"M jak miłość" odcinek 1537 - wtorek, 27.10.2020, o godz. 20.55 w TVP2
W 1537 odcinku "M jak miłość" Marysia będzie bardzo zmartwiona losem syna i synowej. Zrozumie, że poprzez wyjazd Piotrka do USA, ich małżeństwo może się rozpaść. W końcu zostawił Kingę samą z dziećmi na jakiś czas, a nie wiadomo co w tym czasie robił w Stanach. W Polsce Zduńskiej pomagał Paweł, który poczuł coś więcej do bratowej. Marysia starała się przerwać tę relację, ale i tak nie przewidziała, że po powrocie syna zza granicy, będzie musiała rozdzielać ich w bójce. W 1537 odcinku "M jak miłość" Kinga po krótkim pobycie w Grabienie, zdecyduje się zmierzyć z trudną sytuacją.
W 1537 odcinku "M jak miłość" Marysia postanowi upewnić się, że po wyjeździe Kingi z Grabiny, z nią i dziećmi wszystko w porządku. Zadzwoni do synowej.
- No tak Kingo, tylko chcę żebyś pamiętała, że zawsze możesz się do mnie zwrócić. Z każdym problemem. Dobrze, to pozdrów ode mnie dzieciaki. Pa. - Powie zmartwiona Rogowska.
W 1537 odcinku "M jak miłość" rozmowę usłyszy Barbara (Teresa Lipowska), która również zauważy, że w małżeństwie Zduńskich dzieje się prawdziwy kryzys.

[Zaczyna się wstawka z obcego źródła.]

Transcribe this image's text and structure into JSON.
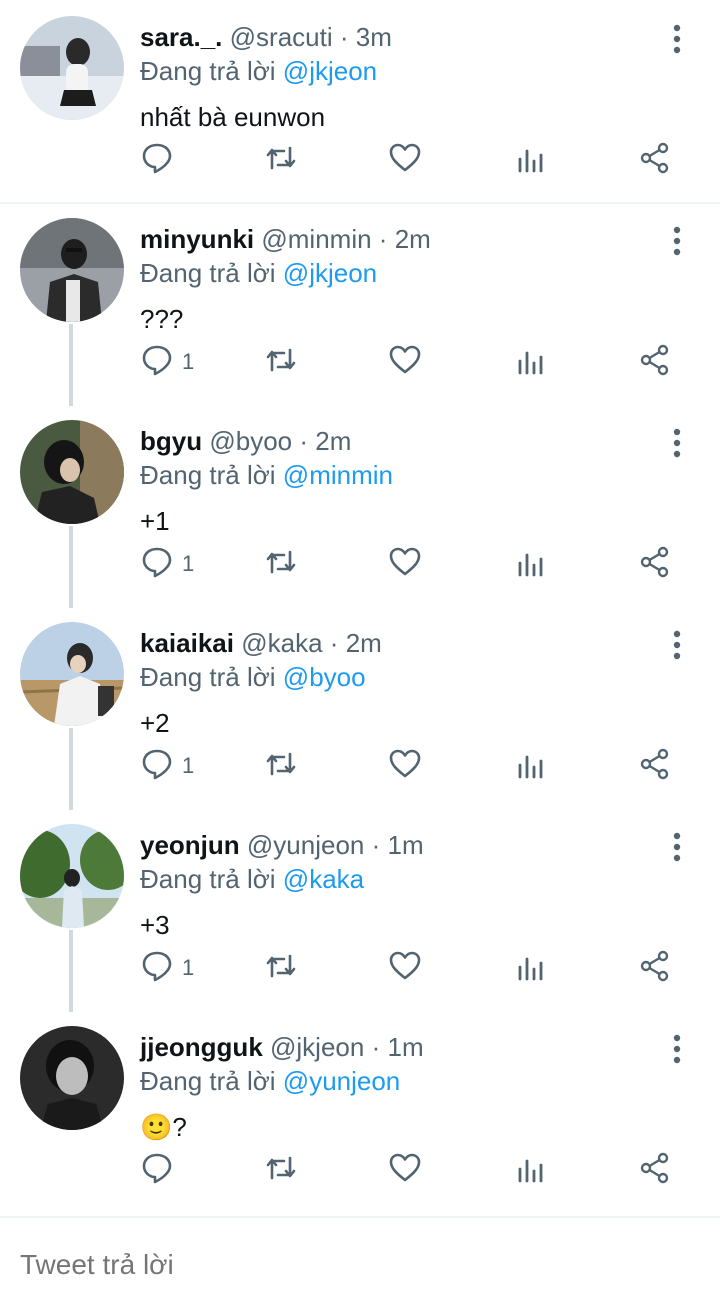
{
  "reply_prefix": "Đang trả lời",
  "compose": {
    "placeholder": "Tweet trả lời"
  },
  "colors": {
    "accent": "#1d9bf0",
    "secondary_text": "#536471",
    "thread_line": "#cfd9de"
  },
  "tweets": [
    {
      "name": "sara._.",
      "handle": "@sracuti",
      "separator": "·",
      "time": "3m",
      "reply_to": "@jkjeon",
      "text": "nhất bà eunwon",
      "reply_count": ""
    },
    {
      "name": "minyunki",
      "handle": "@minmin",
      "separator": "·",
      "time": "2m",
      "reply_to": "@jkjeon",
      "text": "???",
      "reply_count": "1"
    },
    {
      "name": "bgyu",
      "handle": "@byoo",
      "separator": "·",
      "time": "2m",
      "reply_to": "@minmin",
      "text": "+1",
      "reply_count": "1"
    },
    {
      "name": "kaiaikai",
      "handle": "@kaka",
      "separator": "·",
      "time": "2m",
      "reply_to": "@byoo",
      "text": "+2",
      "reply_count": "1"
    },
    {
      "name": "yeonjun",
      "handle": "@yunjeon",
      "separator": "·",
      "time": "1m",
      "reply_to": "@kaka",
      "text": "+3",
      "reply_count": "1"
    },
    {
      "name": "jjeongguk",
      "handle": "@jkjeon",
      "separator": "·",
      "time": "1m",
      "reply_to": "@yunjeon",
      "text": "🙂?",
      "reply_count": ""
    }
  ]
}
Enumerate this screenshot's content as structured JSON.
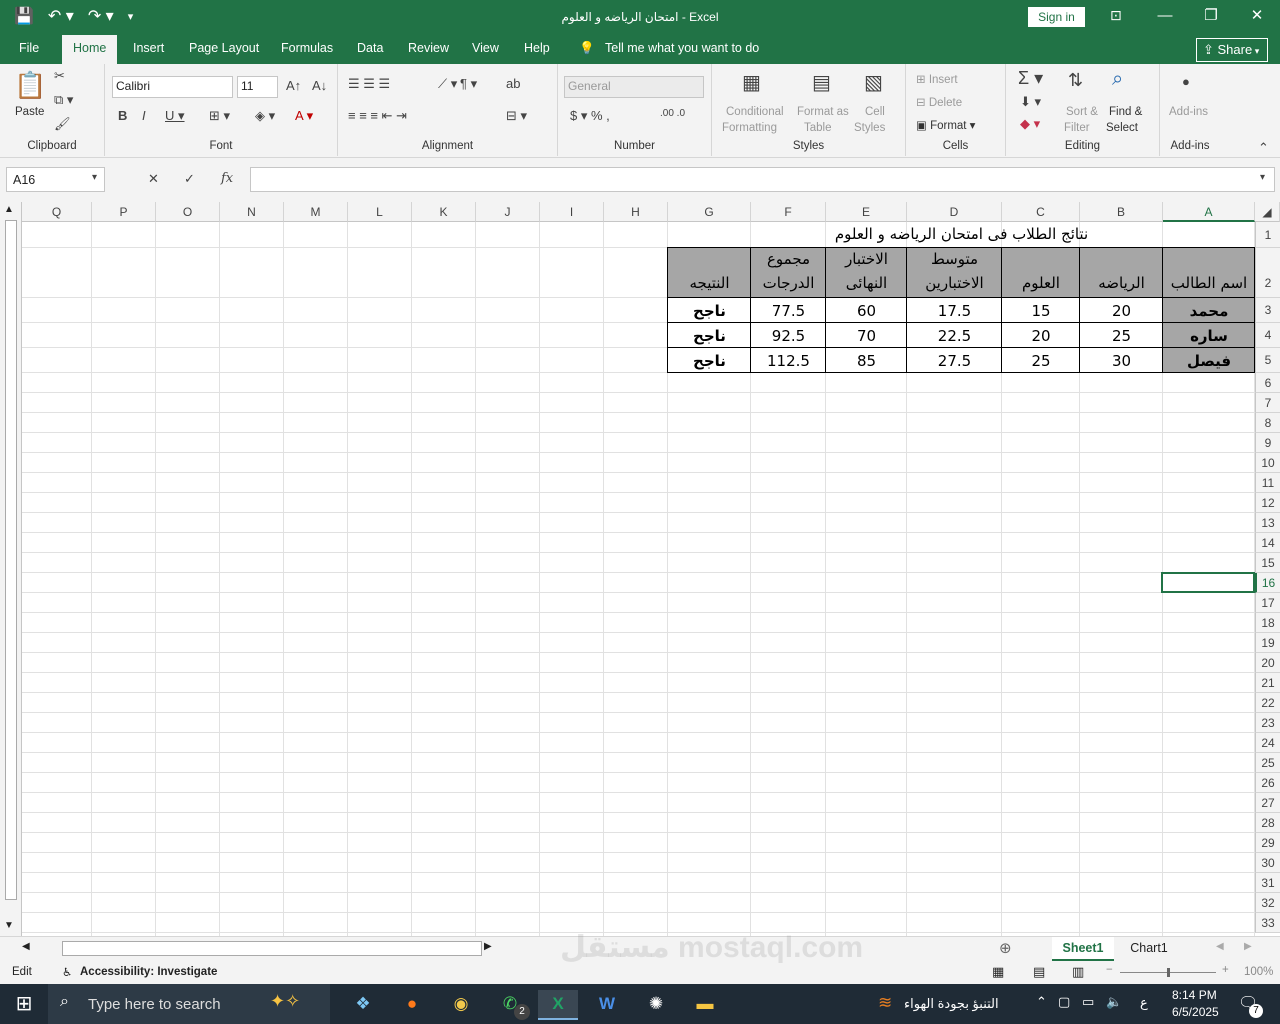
{
  "window": {
    "title": "امتحان الرياضه و العلوم  -  Excel",
    "signin": "Sign in",
    "share": "Share"
  },
  "tabs": [
    "File",
    "Home",
    "Insert",
    "Page Layout",
    "Formulas",
    "Data",
    "Review",
    "View",
    "Help"
  ],
  "tell_me": "Tell me what you want to do",
  "ribbon": {
    "paste": "Paste",
    "clipboard": "Clipboard",
    "font_name": "Calibri",
    "font_size": "11",
    "font": "Font",
    "alignment": "Alignment",
    "number_format": "General",
    "number": "Number",
    "conditional_1": "Conditional",
    "conditional_2": "Formatting",
    "format_as_1": "Format as",
    "format_as_2": "Table",
    "cell_styles_1": "Cell",
    "cell_styles_2": "Styles",
    "styles": "Styles",
    "insert": "Insert",
    "delete": "Delete",
    "format": "Format",
    "cells": "Cells",
    "sort_1": "Sort &",
    "sort_2": "Filter",
    "find_1": "Find &",
    "find_2": "Select",
    "editing": "Editing",
    "addins": "Add-ins",
    "addins_group": "Add-ins"
  },
  "formula_bar": {
    "name_box": "A16",
    "fx": "fx",
    "value": ""
  },
  "columns": [
    "Q",
    "P",
    "O",
    "N",
    "M",
    "L",
    "K",
    "J",
    "I",
    "H",
    "G",
    "F",
    "E",
    "D",
    "C",
    "B",
    "A"
  ],
  "rows": [
    "1",
    "2",
    "3",
    "4",
    "5",
    "6",
    "7",
    "8",
    "9",
    "10",
    "11",
    "12",
    "13",
    "14",
    "15",
    "16",
    "17",
    "18",
    "19",
    "20",
    "21",
    "22",
    "23",
    "24",
    "25",
    "26",
    "27",
    "28",
    "29",
    "30",
    "31",
    "32",
    "33"
  ],
  "table": {
    "title": "نتائج الطلاب فى امتحان الرياضه و العلوم",
    "headers": [
      {
        "l1": "",
        "l2": "اسم الطالب"
      },
      {
        "l1": "",
        "l2": "الرياضه"
      },
      {
        "l1": "",
        "l2": "العلوم"
      },
      {
        "l1": "متوسط",
        "l2": "الاختبارين"
      },
      {
        "l1": "الاختبار",
        "l2": "النهائى"
      },
      {
        "l1": "مجموع",
        "l2": "الدرجات"
      },
      {
        "l1": "",
        "l2": "النتيجه"
      }
    ],
    "rows": [
      [
        "محمد",
        "20",
        "15",
        "17.5",
        "60",
        "77.5",
        "ناجح"
      ],
      [
        "ساره",
        "25",
        "20",
        "22.5",
        "70",
        "92.5",
        "ناجح"
      ],
      [
        "فيصل",
        "30",
        "25",
        "27.5",
        "85",
        "112.5",
        "ناجح"
      ]
    ]
  },
  "sheets": [
    "Sheet1",
    "Chart1"
  ],
  "status": {
    "mode": "Edit",
    "accessibility": "Accessibility: Investigate",
    "zoom": "100%"
  },
  "taskbar": {
    "search": "Type here to search",
    "weather": "التنبؤ بجودة الهواء",
    "lang": "ع",
    "time": "8:14 PM",
    "date": "6/5/2025",
    "notifications": "7",
    "whatsapp_badge": "2"
  },
  "watermark": "مستقل mostaql.com"
}
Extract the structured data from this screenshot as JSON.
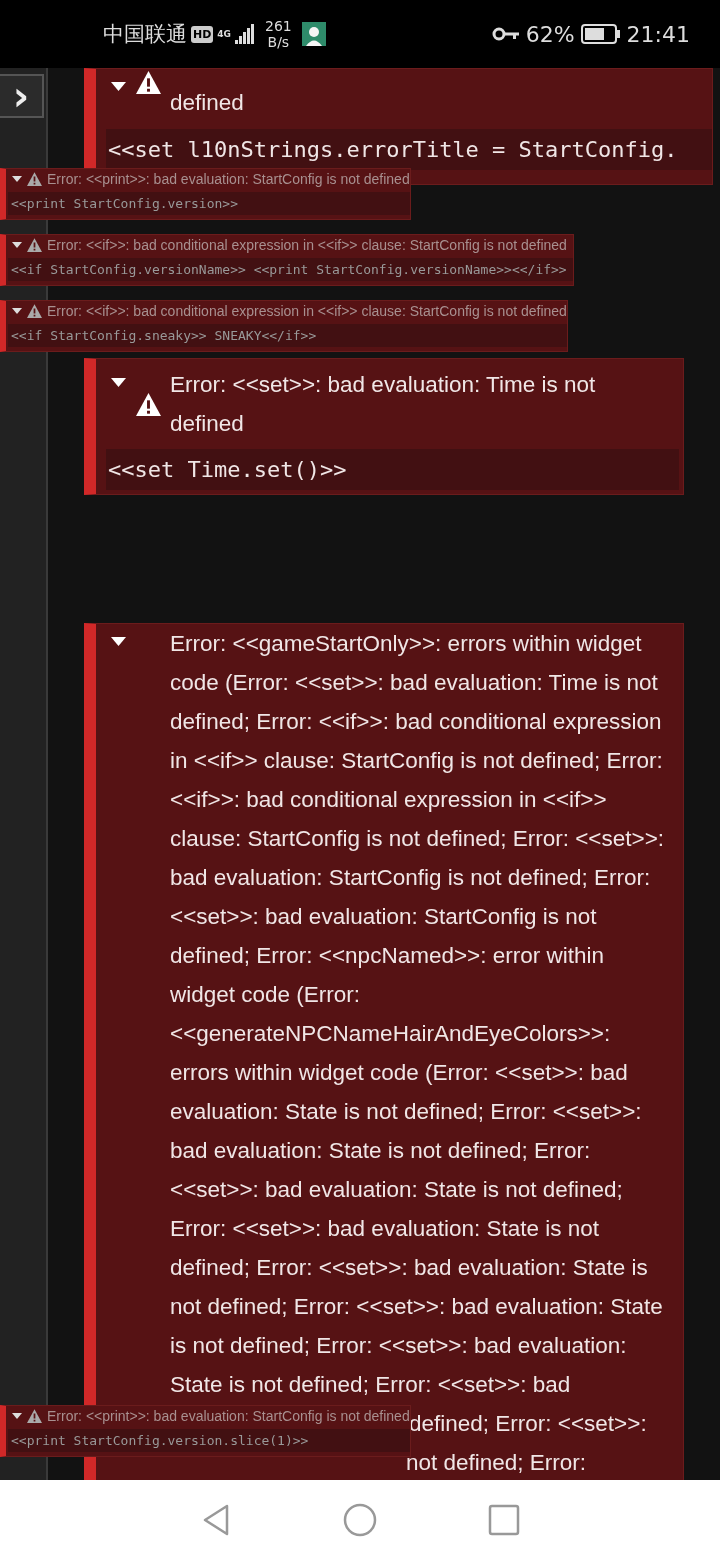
{
  "status_bar": {
    "carrier": "中国联通",
    "hd": "HD",
    "network": "4G",
    "speed_value": "261",
    "speed_unit": "B/s",
    "battery_percent": "62%",
    "time": "21:41"
  },
  "sidebar": {
    "toggle": "›"
  },
  "errors": [
    {
      "title": "defined",
      "code": "<<set l10nStrings.errorTitle = StartConfig.",
      "warning_icon": true,
      "expanded": true
    },
    {
      "title": "Error: <<set>>: bad evaluation: Time is not defined",
      "code": "<<set Time.set()>>",
      "warning_icon": true,
      "expanded": true
    },
    {
      "title": "Error: <<gameStartOnly>>: errors within widget code (Error: <<set>>: bad evaluation: Time is not defined; Error: <<if>>: bad conditional expression in <<if>> clause: StartConfig is not defined; Error: <<if>>: bad conditional expression in <<if>> clause: StartConfig is not defined; Error: <<set>>: bad evaluation: StartConfig is not defined; Error: <<set>>: bad evaluation: StartConfig is not defined; Error: <<npcNamed>>: error within widget code (Error: <<generateNPCNameHairAndEyeColors>>: errors within widget code (Error: <<set>>: bad evaluation: State is not defined; Error: <<set>>: bad evaluation: State is not defined; Error: <<set>>: bad evaluation: State is not defined; Error: <<set>>: bad evaluation: State is not defined; Error: <<set>>: bad evaluation: State is not defined; Error: <<set>>: bad evaluation: State is not defined; Error: <<set>>: bad evaluation: State is not defined; Error: <<set>>: bad",
      "tail_lines": [
        "defined; Error: <<set>>:",
        "not defined; Error:"
      ],
      "warning_icon": false,
      "expanded": true
    }
  ],
  "small_errors": [
    {
      "title": "Error: <<print>>: bad evaluation: StartConfig is not defined",
      "code": "<<print StartConfig.version>>",
      "expanded": true
    },
    {
      "title": "Error: <<if>>: bad conditional expression in <<if>> clause: StartConfig is not defined",
      "code": "<<if StartConfig.versionName>> <<print StartConfig.versionName>><</if>>",
      "expanded": true
    },
    {
      "title": "Error: <<if>>: bad conditional expression in <<if>> clause: StartConfig is not defined",
      "code": "<<if StartConfig.sneaky>> SNEAKY<</if>>",
      "expanded": true
    },
    {
      "title": "Error: <<print>>: bad evaluation: StartConfig is not defined",
      "code": "<<print StartConfig.version.slice(1)>>",
      "expanded": true
    }
  ]
}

W 1537 odcinku "M jak miłość" Barbara będzie chciała dowiedzieć się co słychać u wnucząt.
- Jak tam sytuacja? - Zapyta ze zdenerwowaniem.
- Kinga nie mówi mi wszystkiego... - Odpowie zdołowana Marysia.
- Ty też mi wszystkiego nie mówisz.
- Oj mamo, bo nie chcę cię czasami martwić.
- No tak samo jak Kinga Najważniejsze, żeby się między sobą dogadali.
W 1537 odcinku "M jak miłość" Marysia wyczuje, że u Zduńskich jest naprawdę źle, Będzie przeczuwała, że wydarzy się najgorsze i już nigdy do siebie nie wrócą.